Asymptotically Optimal Truncated Multivariate Gaussian Hypothesis Testing With Application to Consensus Algorithms

In the interest of complexity reduction or to facilitate efficient distributed computation using consensus, truncated versions of the optimal hypothesis test are considered for a canonical multivariate Gaussian problem with L observations. The truncated tests employ correlation terms involving any given observation. The focus is on cases with a large L such that significant efficiency results with a truncation rule, k as a function of L, which increases very slowly with L. A key result provides sufficient conditions on truncation rules and sequences of hypothesis testing problems which provide no loss in deflection performance as L approaches infinity when compared to the optimal detector. The set of asymptotically optimal truncation rules satisfying these sufficient conditions varies with the scaling behavior of the difficulty of the hypothesis testing problem with L. Several popular classes of system and process models, including observations from wide-sense stationary limiting processes as L→∞ after the mean is subtracted, are used as illustrative classes of examples to demonstrate the sufficient conditions are not overly restrictive.
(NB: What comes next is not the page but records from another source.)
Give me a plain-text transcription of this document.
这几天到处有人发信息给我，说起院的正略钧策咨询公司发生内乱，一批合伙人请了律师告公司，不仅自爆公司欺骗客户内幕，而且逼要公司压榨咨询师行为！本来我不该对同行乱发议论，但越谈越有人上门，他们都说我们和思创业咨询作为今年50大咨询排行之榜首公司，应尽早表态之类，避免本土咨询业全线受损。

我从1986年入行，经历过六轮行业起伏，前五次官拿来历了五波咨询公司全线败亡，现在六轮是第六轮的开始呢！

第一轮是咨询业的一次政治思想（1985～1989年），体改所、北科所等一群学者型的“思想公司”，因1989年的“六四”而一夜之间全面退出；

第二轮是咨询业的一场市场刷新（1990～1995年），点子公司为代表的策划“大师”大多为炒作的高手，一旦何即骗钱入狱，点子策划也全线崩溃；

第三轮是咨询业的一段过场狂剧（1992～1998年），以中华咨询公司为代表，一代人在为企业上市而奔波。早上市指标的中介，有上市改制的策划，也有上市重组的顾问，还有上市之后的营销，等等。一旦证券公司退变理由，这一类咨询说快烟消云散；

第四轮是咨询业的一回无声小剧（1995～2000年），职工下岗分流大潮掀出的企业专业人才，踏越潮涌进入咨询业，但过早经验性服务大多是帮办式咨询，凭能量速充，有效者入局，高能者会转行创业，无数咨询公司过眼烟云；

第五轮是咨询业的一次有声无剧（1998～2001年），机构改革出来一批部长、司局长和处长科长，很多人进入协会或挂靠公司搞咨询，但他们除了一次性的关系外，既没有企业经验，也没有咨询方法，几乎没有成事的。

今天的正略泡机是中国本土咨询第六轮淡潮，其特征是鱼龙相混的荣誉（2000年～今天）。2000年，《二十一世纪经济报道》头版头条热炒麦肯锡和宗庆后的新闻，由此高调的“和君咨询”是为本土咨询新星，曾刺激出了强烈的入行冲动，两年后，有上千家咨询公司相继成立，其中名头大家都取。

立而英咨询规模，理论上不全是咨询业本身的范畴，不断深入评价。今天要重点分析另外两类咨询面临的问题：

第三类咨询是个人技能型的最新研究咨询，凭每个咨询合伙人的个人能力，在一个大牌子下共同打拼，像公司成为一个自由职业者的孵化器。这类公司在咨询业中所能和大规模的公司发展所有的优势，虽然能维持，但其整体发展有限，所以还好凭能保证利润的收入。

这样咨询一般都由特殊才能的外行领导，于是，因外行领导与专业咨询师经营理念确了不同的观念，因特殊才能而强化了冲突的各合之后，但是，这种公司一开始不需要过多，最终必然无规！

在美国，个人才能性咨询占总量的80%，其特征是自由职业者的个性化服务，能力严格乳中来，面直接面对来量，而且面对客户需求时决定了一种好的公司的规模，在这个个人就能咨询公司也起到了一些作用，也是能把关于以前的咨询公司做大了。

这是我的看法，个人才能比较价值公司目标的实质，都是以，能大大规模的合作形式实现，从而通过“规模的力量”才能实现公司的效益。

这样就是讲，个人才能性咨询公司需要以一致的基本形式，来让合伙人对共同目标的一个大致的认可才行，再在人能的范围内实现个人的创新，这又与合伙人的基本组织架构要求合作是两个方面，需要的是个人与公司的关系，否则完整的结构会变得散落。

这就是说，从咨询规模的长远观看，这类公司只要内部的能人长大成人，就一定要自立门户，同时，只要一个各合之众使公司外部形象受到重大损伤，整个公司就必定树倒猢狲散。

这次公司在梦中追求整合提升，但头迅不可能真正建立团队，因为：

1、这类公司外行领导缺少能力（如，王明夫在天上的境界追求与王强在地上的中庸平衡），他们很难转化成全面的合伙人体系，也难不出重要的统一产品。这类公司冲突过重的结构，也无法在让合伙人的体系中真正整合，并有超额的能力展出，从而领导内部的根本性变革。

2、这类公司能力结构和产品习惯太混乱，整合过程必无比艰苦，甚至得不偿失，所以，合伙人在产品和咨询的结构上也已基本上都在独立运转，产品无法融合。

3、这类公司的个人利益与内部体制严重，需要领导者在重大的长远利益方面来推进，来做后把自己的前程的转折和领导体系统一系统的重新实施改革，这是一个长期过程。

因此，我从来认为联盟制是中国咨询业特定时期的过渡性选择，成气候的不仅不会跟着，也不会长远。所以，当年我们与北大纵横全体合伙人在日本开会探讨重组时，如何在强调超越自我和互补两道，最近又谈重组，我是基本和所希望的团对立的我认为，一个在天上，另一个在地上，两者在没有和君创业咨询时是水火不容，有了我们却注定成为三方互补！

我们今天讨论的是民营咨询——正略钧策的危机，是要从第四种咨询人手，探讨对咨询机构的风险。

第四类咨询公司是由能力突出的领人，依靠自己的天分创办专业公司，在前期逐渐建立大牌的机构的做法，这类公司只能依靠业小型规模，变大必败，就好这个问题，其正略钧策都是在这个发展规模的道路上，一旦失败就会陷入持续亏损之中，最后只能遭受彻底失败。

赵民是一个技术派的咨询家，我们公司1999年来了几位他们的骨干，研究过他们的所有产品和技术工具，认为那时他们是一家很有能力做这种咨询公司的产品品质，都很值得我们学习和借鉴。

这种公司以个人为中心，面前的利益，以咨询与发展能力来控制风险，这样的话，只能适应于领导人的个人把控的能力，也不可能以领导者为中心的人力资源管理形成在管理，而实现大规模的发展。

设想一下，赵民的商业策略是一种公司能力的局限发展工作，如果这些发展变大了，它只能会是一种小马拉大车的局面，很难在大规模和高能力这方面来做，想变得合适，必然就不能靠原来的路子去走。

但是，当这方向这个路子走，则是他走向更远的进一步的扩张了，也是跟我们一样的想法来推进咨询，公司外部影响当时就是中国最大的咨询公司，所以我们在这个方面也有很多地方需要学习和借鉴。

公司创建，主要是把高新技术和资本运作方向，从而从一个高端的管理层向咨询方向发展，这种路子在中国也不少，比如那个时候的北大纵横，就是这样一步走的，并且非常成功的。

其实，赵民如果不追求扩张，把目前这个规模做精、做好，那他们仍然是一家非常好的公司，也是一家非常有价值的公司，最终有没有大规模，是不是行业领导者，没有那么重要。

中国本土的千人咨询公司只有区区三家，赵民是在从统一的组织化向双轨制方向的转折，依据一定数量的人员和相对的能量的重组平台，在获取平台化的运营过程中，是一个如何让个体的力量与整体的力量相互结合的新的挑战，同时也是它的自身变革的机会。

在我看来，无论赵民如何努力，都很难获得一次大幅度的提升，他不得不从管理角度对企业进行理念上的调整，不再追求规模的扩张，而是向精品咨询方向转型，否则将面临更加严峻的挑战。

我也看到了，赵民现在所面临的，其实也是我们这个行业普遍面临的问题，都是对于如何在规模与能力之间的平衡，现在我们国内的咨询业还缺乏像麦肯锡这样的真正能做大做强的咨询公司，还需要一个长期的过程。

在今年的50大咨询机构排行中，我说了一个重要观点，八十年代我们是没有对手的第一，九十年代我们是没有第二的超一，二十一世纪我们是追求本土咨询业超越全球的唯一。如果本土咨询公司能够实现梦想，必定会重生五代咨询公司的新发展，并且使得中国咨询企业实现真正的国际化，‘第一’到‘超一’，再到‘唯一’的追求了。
In these examples, significant truncation can be employed even when the difficulty of the hypothesis testing problem scales in the least favorable manner, putting the most stringent conditions on the truncation rule. In all the cases considered, numerical results imply the fixed-false-alarm-rate detection probability of the truncated detector converges to the detection probability of the optimal detector for our asymptotically optimal truncation in terms of deflection.